The street was empty, bar the shouts from the soccer oval down the way which made me remember how I would like to kick the ball again. Although, that is on pause, due to an impulsive and silly, seven-kilometer run I dragged myself through which has aggravated my already niggling calf issues.

‘I can’t seem to catch the little buggers.’ I had arrived side by side to my good and tall neighbour Ryan - who’s mid-sixties and got a buggered knee from an accident twenty years ago - as he leaned over the picket fence with his torch to inspect the leaves.

They sure looked eaten.

‘They sure look eaten.’ I said to him,

‘They’ve gone through the lot.’

‘They have gone through the lot.’ I said and now inspected the plants with my own torch from my phone.
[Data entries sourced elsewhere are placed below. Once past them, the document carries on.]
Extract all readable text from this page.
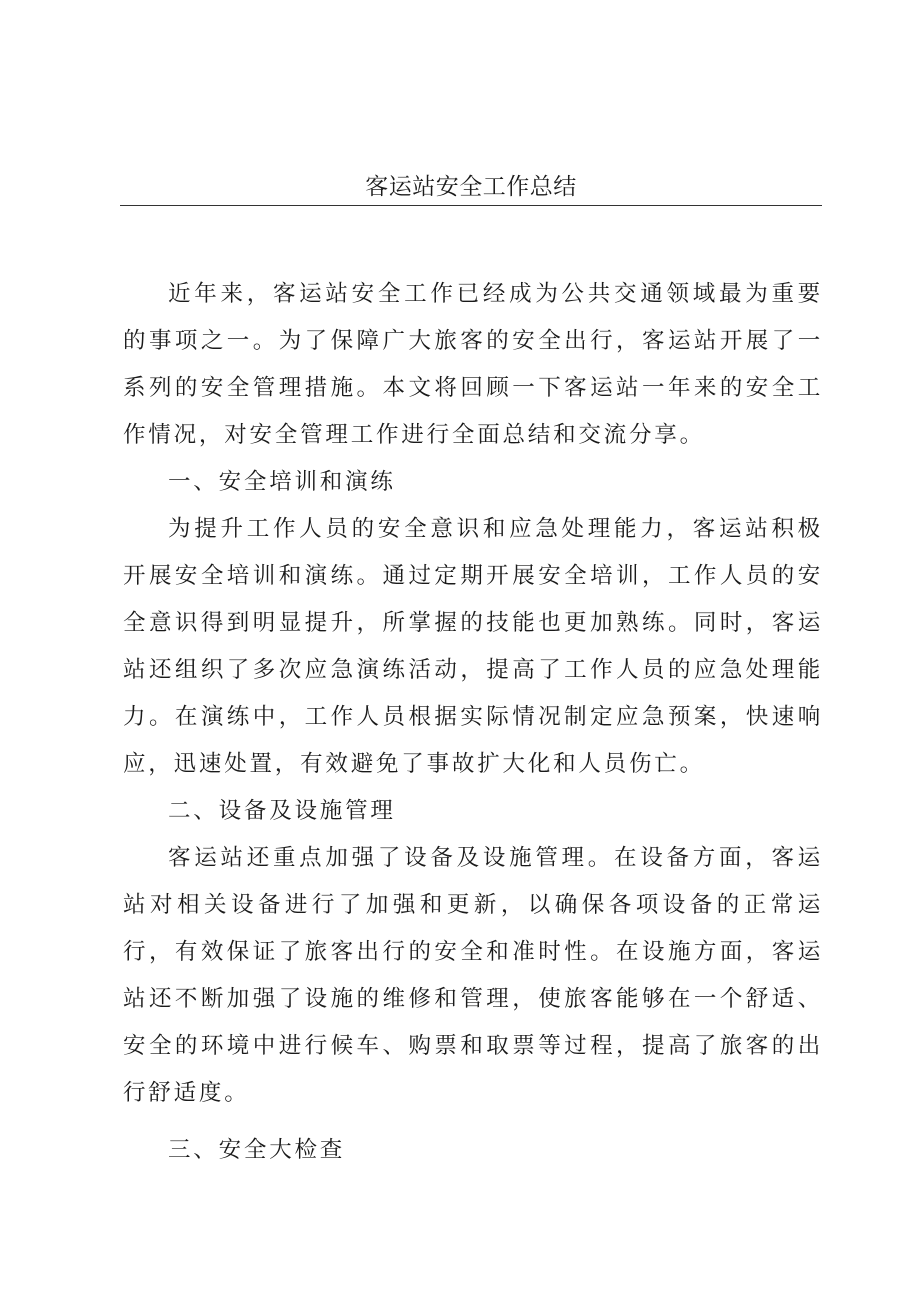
客运站安全工作总结

近年来，客运站安全工作已经成为公共交通领域最为重要的事项之一。为了保障广大旅客的安全出行，客运站开展了一系列的安全管理措施。本文将回顾一下客运站一年来的安全工作情况，对安全管理工作进行全面总结和交流分享。

一、安全培训和演练

为提升工作人员的安全意识和应急处理能力，客运站积极开展安全培训和演练。通过定期开展安全培训，工作人员的安全意识得到明显提升，所掌握的技能也更加熟练。同时，客运站还组织了多次应急演练活动，提高了工作人员的应急处理能力。在演练中，工作人员根据实际情况制定应急预案，快速响应，迅速处置，有效避免了事故扩大化和人员伤亡。

二、设备及设施管理

客运站还重点加强了设备及设施管理。在设备方面，客运站对相关设备进行了加强和更新，以确保各项设备的正常运行，有效保证了旅客出行的安全和准时性。在设施方面，客运站还不断加强了设施的维修和管理，使旅客能够在一个舒适、安全的环境中进行候车、购票和取票等过程，提高了旅客的出行舒适度。

三、安全大检查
‘I just can’t seem to see what’s getting them.’

A few incy-wincy spiders, that may have rathered a water spout, were the only sign of life (bar Ryan and I) that I could see.

‘That’s crazy.’ I added. ‘There’s nothing here at all.’

‘Nothing!’ Ryan blurted, frustrated, but also amazed. Ryan had an affiliation with the amazing. Cue the next part of our conversation:

‘We have a hawk in the area.’

‘A hawk?’ I asked.

‘Just today, I was out here petting Tom, and then it came zooming by about yay-high with a pigeon in its mouth.’

Tom was Ryan’s fat-cat that fancied my cat, Socks, who was small and petite and only liked Tom at a distance of a meter or two. Often they would lay in the sun together on warmer days. He sometimes would come to our front door, calling for her. Like a young gentleman.

I told Ryan that I’ve heard that Hawks will go for smaller animals like cats, but added that Tom was fat enough that I didn’t think that he should worry, which made him laugh but made me worry because my cat, as mentioned, was small and petite and perhaps a Hawk might fancy her for a meal.

‘A bit too cold for me, I’ll have to head inside.’

‘I’ll have a google and see what I can find.’ I said to Ryan, regarding the potato plants. He thanked me and off we went.

The Google provided a few options, but the culprit seems to be a common pest known as a Vegetable Weevil.

Case solved. I plan to inform Ryan in due course, and hopefully with some tips on how to defend his potato plants against them.